[Devel] Processing REGISTER requests

Klaus Darilion klaus.mailinglists at pernau.at
Thu Oct 6 18:07:28 CEST 2005


Dan Pascu wrote:
> On Thursday 06 October 2005 15:19, Klaus Darilion wrote:
> 
>>I still can't see how we may combine them. Just take your scenario 1.
>>from above. Two different clients -> 2 different call-ids. Thus, your
>>call-id algorithm does not match and you suggest the use the old
>>algorithm. Thus, we again overwrite the contact.
> 
> 
> I really don't understand what you say here.
> 
> First registration.
> 
> Phone 1:
>   callid = somecallid
>   cseq   = 101
>   ip     = 10.0.0.1
>   port   = 5060

Ok!

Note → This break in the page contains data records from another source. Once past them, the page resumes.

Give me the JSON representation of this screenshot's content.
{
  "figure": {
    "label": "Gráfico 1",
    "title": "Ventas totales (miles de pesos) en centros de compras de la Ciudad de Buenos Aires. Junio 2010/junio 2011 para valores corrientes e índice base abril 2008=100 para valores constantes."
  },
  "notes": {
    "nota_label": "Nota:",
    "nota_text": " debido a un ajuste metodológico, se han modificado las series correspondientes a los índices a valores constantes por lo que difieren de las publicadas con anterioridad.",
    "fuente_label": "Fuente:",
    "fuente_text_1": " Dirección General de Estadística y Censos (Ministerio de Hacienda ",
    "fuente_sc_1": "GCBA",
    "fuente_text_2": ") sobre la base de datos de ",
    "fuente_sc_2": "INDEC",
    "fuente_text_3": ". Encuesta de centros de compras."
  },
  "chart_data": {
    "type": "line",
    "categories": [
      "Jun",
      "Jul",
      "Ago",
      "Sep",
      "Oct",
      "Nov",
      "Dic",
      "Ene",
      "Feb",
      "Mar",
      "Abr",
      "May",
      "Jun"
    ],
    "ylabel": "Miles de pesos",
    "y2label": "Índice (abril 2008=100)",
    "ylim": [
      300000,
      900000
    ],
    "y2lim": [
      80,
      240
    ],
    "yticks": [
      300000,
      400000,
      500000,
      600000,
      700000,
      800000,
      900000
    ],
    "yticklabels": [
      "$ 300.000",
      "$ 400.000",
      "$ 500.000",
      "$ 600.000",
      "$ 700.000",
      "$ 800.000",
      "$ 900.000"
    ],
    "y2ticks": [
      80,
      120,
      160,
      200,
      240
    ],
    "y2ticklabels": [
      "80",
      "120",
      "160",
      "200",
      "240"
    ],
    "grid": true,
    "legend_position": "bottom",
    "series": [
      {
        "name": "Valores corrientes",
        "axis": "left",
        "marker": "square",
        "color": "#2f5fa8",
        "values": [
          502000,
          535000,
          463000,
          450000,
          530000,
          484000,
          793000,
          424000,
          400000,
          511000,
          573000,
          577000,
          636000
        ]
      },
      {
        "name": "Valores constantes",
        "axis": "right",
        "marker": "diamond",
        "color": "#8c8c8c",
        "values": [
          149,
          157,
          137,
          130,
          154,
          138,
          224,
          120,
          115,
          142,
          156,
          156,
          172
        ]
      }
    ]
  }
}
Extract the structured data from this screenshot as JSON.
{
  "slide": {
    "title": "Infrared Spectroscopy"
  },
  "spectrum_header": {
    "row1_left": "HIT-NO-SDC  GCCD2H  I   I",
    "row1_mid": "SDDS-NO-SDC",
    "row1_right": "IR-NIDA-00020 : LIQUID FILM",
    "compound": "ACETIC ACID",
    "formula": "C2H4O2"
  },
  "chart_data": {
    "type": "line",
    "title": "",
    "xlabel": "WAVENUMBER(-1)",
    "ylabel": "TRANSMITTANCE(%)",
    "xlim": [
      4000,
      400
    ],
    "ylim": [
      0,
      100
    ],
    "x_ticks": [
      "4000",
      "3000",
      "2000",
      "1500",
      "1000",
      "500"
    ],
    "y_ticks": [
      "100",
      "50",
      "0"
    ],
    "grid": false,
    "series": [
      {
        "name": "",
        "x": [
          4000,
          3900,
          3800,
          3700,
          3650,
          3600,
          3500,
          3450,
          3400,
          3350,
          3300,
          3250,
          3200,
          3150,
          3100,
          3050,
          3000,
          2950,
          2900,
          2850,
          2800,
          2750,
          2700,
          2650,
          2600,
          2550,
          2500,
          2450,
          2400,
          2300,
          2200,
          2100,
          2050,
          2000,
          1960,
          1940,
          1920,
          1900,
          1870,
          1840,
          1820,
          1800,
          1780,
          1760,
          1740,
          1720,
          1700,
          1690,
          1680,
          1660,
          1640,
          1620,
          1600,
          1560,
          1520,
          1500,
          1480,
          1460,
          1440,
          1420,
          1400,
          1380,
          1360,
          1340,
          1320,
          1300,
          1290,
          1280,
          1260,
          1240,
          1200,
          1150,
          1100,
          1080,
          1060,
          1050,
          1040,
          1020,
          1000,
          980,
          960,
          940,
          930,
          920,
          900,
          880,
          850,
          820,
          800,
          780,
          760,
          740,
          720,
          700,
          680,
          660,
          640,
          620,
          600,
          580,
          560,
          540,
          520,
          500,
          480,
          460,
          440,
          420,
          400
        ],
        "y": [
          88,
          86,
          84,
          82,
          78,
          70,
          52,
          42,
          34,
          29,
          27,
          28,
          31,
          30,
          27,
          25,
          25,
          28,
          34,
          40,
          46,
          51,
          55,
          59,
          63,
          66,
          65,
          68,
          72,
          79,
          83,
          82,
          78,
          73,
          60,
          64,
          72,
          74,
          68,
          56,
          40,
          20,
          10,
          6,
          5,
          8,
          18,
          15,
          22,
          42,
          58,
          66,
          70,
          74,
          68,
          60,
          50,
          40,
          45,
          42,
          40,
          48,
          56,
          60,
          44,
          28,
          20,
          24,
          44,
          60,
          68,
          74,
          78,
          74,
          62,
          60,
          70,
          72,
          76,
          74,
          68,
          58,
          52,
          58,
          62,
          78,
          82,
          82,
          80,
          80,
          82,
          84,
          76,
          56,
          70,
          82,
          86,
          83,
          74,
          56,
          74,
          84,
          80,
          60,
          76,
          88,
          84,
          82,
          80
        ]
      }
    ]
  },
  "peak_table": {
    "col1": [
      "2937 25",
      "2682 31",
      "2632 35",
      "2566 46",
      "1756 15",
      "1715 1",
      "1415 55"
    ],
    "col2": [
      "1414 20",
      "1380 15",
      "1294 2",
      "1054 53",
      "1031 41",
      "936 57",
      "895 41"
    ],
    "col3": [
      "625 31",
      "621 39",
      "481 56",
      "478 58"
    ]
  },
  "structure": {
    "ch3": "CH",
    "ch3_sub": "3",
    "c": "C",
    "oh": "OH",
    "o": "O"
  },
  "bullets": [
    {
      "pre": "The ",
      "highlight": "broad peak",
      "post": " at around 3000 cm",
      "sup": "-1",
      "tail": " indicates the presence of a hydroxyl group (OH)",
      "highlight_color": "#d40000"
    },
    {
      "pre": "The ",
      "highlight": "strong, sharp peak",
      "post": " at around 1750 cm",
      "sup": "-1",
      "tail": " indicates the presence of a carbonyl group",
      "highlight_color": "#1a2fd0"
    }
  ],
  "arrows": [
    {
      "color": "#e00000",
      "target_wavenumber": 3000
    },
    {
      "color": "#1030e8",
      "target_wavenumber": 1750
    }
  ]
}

Now the second phone will register:

> Phone 2:
>   callid = anothercallid
>   cseq   = 101
>   ip     = 10.0.0.1
>   port   = 5060

Now ser will use your algorithm:

1. Check for callid: not found

 > 2. if previous step failed to find an entry use the current algorithm 
 > to lookup by contact.

This will match the registration from phone 1. Thus, combining call-id 
and the existing algorithm won't work!

klaus



> Second registration if phones support the RFC recommandation to reuse 
> callid and increment CSeq:
> 
> Phone 1:
>   callid = somecallid
>   cseq   = 103
>   ip     = 10.0.0.1
>   port   = 5060
> 
> Phone 2:
>   callid = anothercallid
>   cseq   = 103
>   ip     = 10.0.0.1
>   port   = 5060
> 
> using callid and cseq each phone will match its previous registration.
> 
> Second registration if phones do not support the RFC recommandation to 
> reuse callid and increment CSeq:
> 
> Phone 1:
>   callid = thirdcallid
>   cseq   = 101
>   ip     = 10.0.0.1
>   port   = 5060
> 
> Phone 2:
>   callid = fourthcallid
>   cseq   = 101
>   ip     = 10.0.0.1
>   port   = 5060
> 
> using callid and cseq each phone will not match its previous registration 
> and the contacts will be overwriten. However note that this happens right 
> now with the current algorithm, so nothing changed. It behaves exactly 
> the same.
> 
> As I said, I've found that 98% of the phones follow the RFC recommendation 
> about using the same callid and incrementing cseq with each register 
> request, so this concludes that using callid will improve contact lookup 
> for 98% of the phones while for the rest will continue to behave like now 
> (not any bit worse).
> 
> Now there are claims that different phones use the same callid which 
> should interfere with this. Until some provides some data about this, in 
> my book is just an hypothesys. Even if true, how many of the 98% do you 
> think a random callid overlapping will affect? I'd say it's still an 
> improvement, even if the critics provide to be true.